Am späten Nachmittag wurde die Alarmstufe V für
die A 73 ausgelöst, mit einem gemeldeten schweren Verkehrsunfall
zwischen Ebersdorf und Fahrtrichtung Suhl. Die Feuerwehren Ebersdorf,
Frohnlach und Sonnefeld rückten aus. Die FF Ebersdorf und die FF
Frohnlach befuhren die A 73 Fahrtrichtung Rödental; die FF Sonnefeld
blieb an der Auffahrt Ebersdorf auf Bereitschaft.

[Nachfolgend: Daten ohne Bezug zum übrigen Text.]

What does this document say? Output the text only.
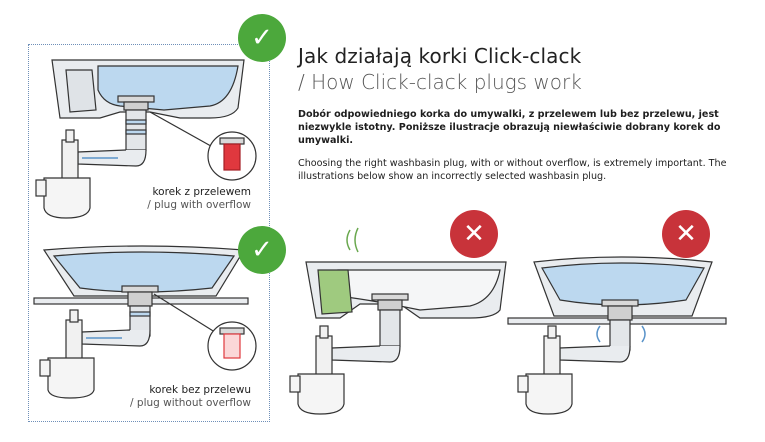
✓
✓
✕	✕
Jak działają korki Click-clack
/ How Click-clack plugs work
Dobór odpowiedniego korka do umywalki, z przelewem lub bez przelewu, jest niezwykle istotny. Poniższe ilustracje obrazują niewłaściwie dobrany korek do umywalki.
Choosing the right washbasin plug, with or without overflow, is extremely important. The illustrations below show an incorrectly selected washbasin plug.
korek z przelewem
/ plug with overflow
korek bez przelewu
/ plug without overflow
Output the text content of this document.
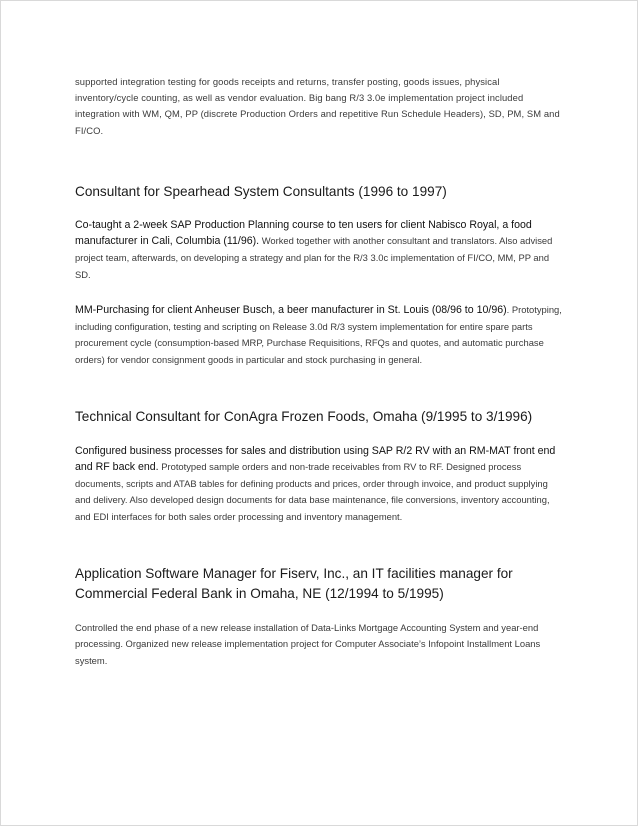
supported integration testing for goods receipts and returns, transfer posting, goods issues, physical inventory/cycle counting, as well as vendor evaluation. Big bang R/3 3.0e implementation project included integration with WM, QM, PP (discrete Production Orders and repetitive Run Schedule Headers), SD, PM, SM and FI/CO.

Consultant for Spearhead System Consultants (1996 to 1997)

Co-taught a 2-week SAP Production Planning course to ten users for client Nabisco Royal, a food manufacturer in Cali, Columbia (11/96). Worked together with another consultant and translators. Also advised project team, afterwards, on developing a strategy and plan for the R/3 3.0c implementation of FI/CO, MM, PP and SD.

MM-Purchasing for client Anheuser Busch, a beer manufacturer in St. Louis (08/96 to 10/96). Prototyping, including configuration, testing and scripting on Release 3.0d R/3 system implementation for entire spare parts procurement cycle (consumption-based MRP, Purchase Requisitions, RFQs and quotes, and automatic purchase orders) for vendor consignment goods in particular and stock purchasing in general.

Technical Consultant for ConAgra Frozen Foods, Omaha (9/1995 to 3/1996)

Configured business processes for sales and distribution using SAP R/2 RV with an RM-MAT front end and RF back end. Prototyped sample orders and non-trade receivables from RV to RF. Designed process documents, scripts and ATAB tables for defining products and prices, order through invoice, and product supplying and delivery. Also developed design documents for data base maintenance, file conversions, inventory accounting, and EDI interfaces for both sales order processing and inventory management.

Application Software Manager for Fiserv, Inc., an IT facilities manager for Commercial Federal Bank in Omaha, NE (12/1994 to 5/1995)

Controlled the end phase of a new release installation of Data-Links Mortgage Accounting System and year-end processing. Organized new release implementation project for Computer Associate’s Infopoint Installment Loans system.
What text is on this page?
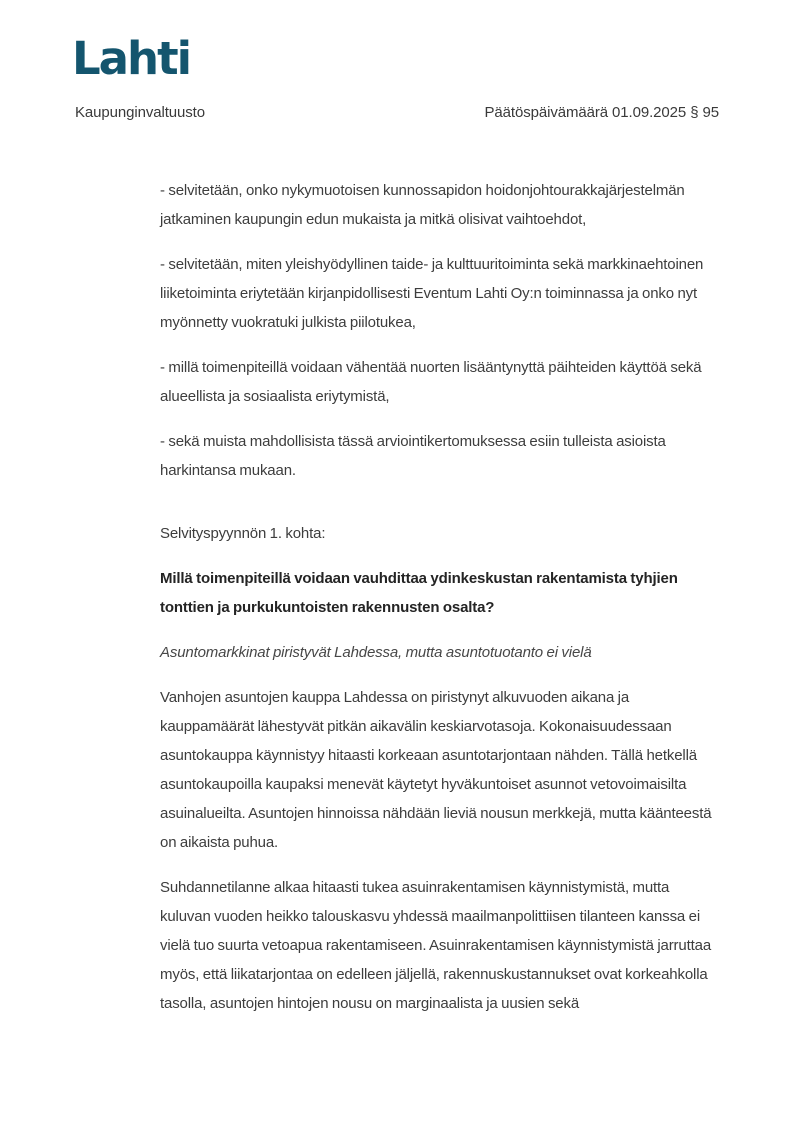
Lahti
Kaupunginvaltuusto	Päätöspäivämäärä 01.09.2025 § 95

- selvitetään, onko nykymuotoisen kunnossapidon hoidonjohtourakkajärjestelmän jatkaminen kaupungin edun mukaista ja mitkä olisivat vaihtoehdot,

- selvitetään, miten yleishyödyllinen taide- ja kulttuuritoiminta sekä markkinaehtoinen liiketoiminta eriytetään kirjanpidollisesti Eventum Lahti Oy:n toiminnassa ja onko nyt myönnetty vuokratuki julkista piilotukea,

- millä toimenpiteillä voidaan vähentää nuorten lisääntynyttä päihteiden käyttöä sekä alueellista ja sosiaalista eriytymistä,

- sekä muista mahdollisista tässä arviointikertomuksessa esiin tulleista asioista harkintansa mukaan.

Selvityspyynnön 1. kohta:

Millä toimenpiteillä voidaan vauhdittaa ydinkeskustan rakentamista tyhjien tonttien ja purkukuntoisten rakennusten osalta?

Asuntomarkkinat piristyvät Lahdessa, mutta asuntotuotanto ei vielä

Vanhojen asuntojen kauppa Lahdessa on piristynyt alkuvuoden aikana ja kauppamäärät lähestyvät pitkän aikavälin keskiarvotasoja. Kokonaisuudessaan asuntokauppa käynnistyy hitaasti korkeaan asuntotarjontaan nähden. Tällä hetkellä asuntokaupoilla kaupaksi menevät käytetyt hyväkuntoiset asunnot vetovoimaisilta asuinalueilta. Asuntojen hinnoissa nähdään lieviä nousun merkkejä, mutta käänteestä on aikaista puhua.

Suhdannetilanne alkaa hitaasti tukea asuinrakentamisen käynnistymistä, mutta kuluvan vuoden heikko talouskasvu yhdessä maailmanpolittiisen tilanteen kanssa ei vielä tuo suurta vetoapua rakentamiseen. Asuinrakentamisen käynnistymistä jarruttaa myös, että liikatarjontaa on edelleen jäljellä, rakennuskustannukset ovat korkeahkolla tasolla, asuntojen hintojen nousu on marginaalista ja uusien sekä
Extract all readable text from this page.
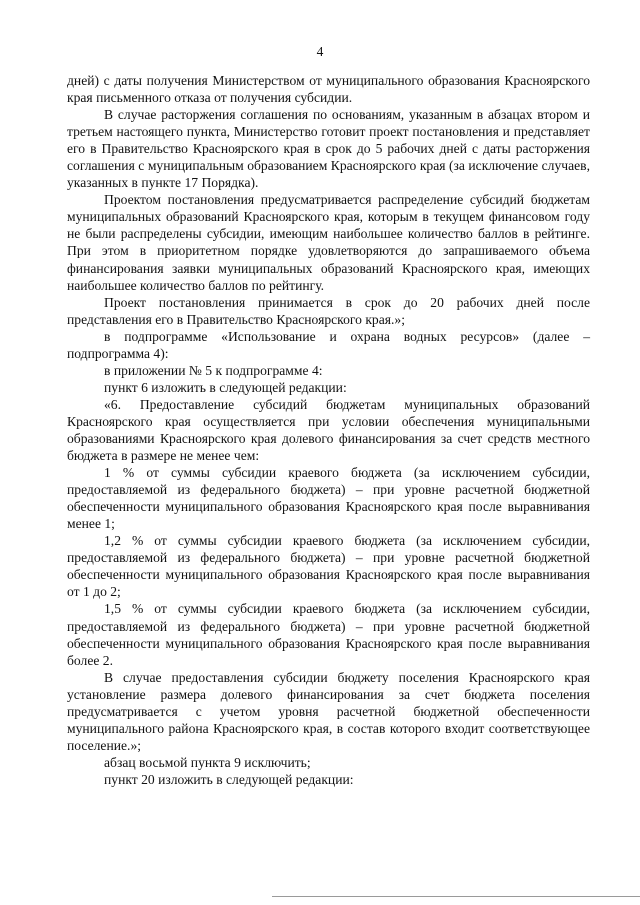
4

дней) с даты получения Министерством от муниципального образования Красноярского края письменного отказа от получения субсидии.

В случае расторжения соглашения по основаниям, указанным в абзацах втором и третьем настоящего пункта, Министерство готовит проект постановления и представляет его в Правительство Красноярского края в срок до 5 рабочих дней с даты расторжения соглашения с муниципальным образованием Красноярского края (за исключение случаев, указанных в пункте 17 Порядка).

Проектом постановления предусматривается распределение субсидий бюджетам муниципальных образований Красноярского края, которым в текущем финансовом году не были распределены субсидии, имеющим наибольшее количество баллов в рейтинге. При этом в приоритетном порядке удовлетворяются до запрашиваемого объема финансирования заявки муниципальных образований Красноярского края, имеющих наибольшее количество баллов по рейтингу.

Проект постановления принимается в срок до 20 рабочих дней после представления его в Правительство Красноярского края.»;

в подпрограмме «Использование и охрана водных ресурсов» (далее – подпрограмма 4):

в приложении № 5 к подпрограмме 4:

пункт 6 изложить в следующей редакции:

«6. Предоставление субсидий бюджетам муниципальных образований Красноярского края осуществляется при условии обеспечения муниципальными образованиями Красноярского края долевого финансирования за счет средств местного бюджета в размере не менее чем:

1 % от суммы субсидии краевого бюджета (за исключением субсидии, предоставляемой из федерального бюджета) – при уровне расчетной бюджетной обеспеченности муниципального образования Красноярского края после выравнивания менее 1;

1,2 % от суммы субсидии краевого бюджета (за исключением субсидии, предоставляемой из федерального бюджета) – при уровне расчетной бюджетной обеспеченности муниципального образования Красноярского края после выравнивания от 1 до 2;

1,5 % от суммы субсидии краевого бюджета (за исключением субсидии, предоставляемой из федерального бюджета) – при уровне расчетной бюджетной обеспеченности муниципального образования Красноярского края после выравнивания более 2.

В случае предоставления субсидии бюджету поселения Красноярского края установление размера долевого финансирования за счет бюджета поселения предусматривается с учетом уровня расчетной бюджетной обеспеченности муниципального района Красноярского края, в состав которого входит соответствующее поселение.»;

абзац восьмой пункта 9 исключить;

пункт 20 изложить в следующей редакции:
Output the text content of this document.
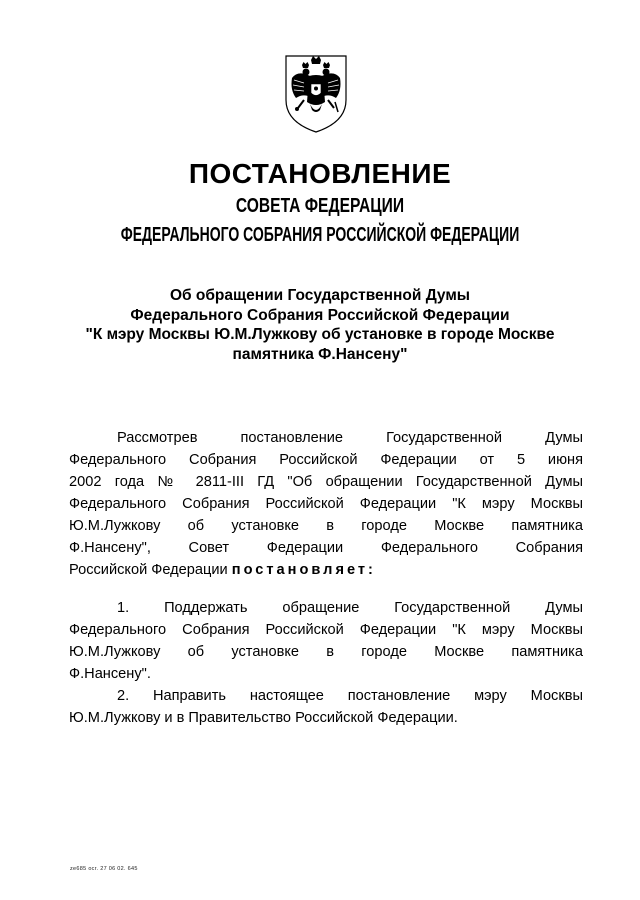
ПОСТАНОВЛЕНИЕ
СОВЕТА ФЕДЕРАЦИИ
ФЕДЕРАЛЬНОГО СОБРАНИЯ РОССИЙСКОЙ ФЕДЕРАЦИИ
Об обращении Государственной Думы
Федерального Собрания Российской Федерации
"К мэру Москвы Ю.М.Лужкову об установке в городе Москве
памятника Ф.Нансену"
Рассмотрев постановление Государственной Думы
Федерального Собрания Российской Федерации от 5 июня
2002 года № 2811-III ГД "Об обращении Государственной Думы
Федерального Собрания Российской Федерации "К мэру Москвы
Ю.М.Лужкову об установке в городе Москве памятника
Ф.Нансену", Совет Федерации Федерального Собрания
Российской Федерации постановляет:
1. Поддержать обращение Государственной Думы
Федерального Собрания Российской Федерации "К мэру Москвы
Ю.М.Лужкову об установке в городе Москве памятника
Ф.Нансену".
2. Направить настоящее постановление мэру Москвы
Ю.М.Лужкову и в Правительство Российской Федерации.
ze685 ocr. 27 06 02. 645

KBM Stefan Zapf befuhr die Strecke von Rödental kommend Richtung
Ebersdorf. Weder KBM noch Ebersdorf 11/1 konnten einen VU ausmachen.
Ebersdorf 11/1 setzte die Einsatzfahrt Richtung Norden weiter fort und
dreht schließlich Höhe Landratsamt. Die restlichen Einsatzfahrzeuge
drehten bei Rödental und machten sich auf dem Weg Richtung Lichtenfels.
Die FF Sonnefeld befuhr nach den regen Funkmeldungen die Autobahn bei
Ebersdorf Richtung Lichtenfels. Nach längerer Suche konnte auf Höhe KM
64,0 ein Verkehrsunfall ausgemacht werden; jedoch wieder auf der
Gegenspur von Lichtenfels kommend Richtung Ebersdorf.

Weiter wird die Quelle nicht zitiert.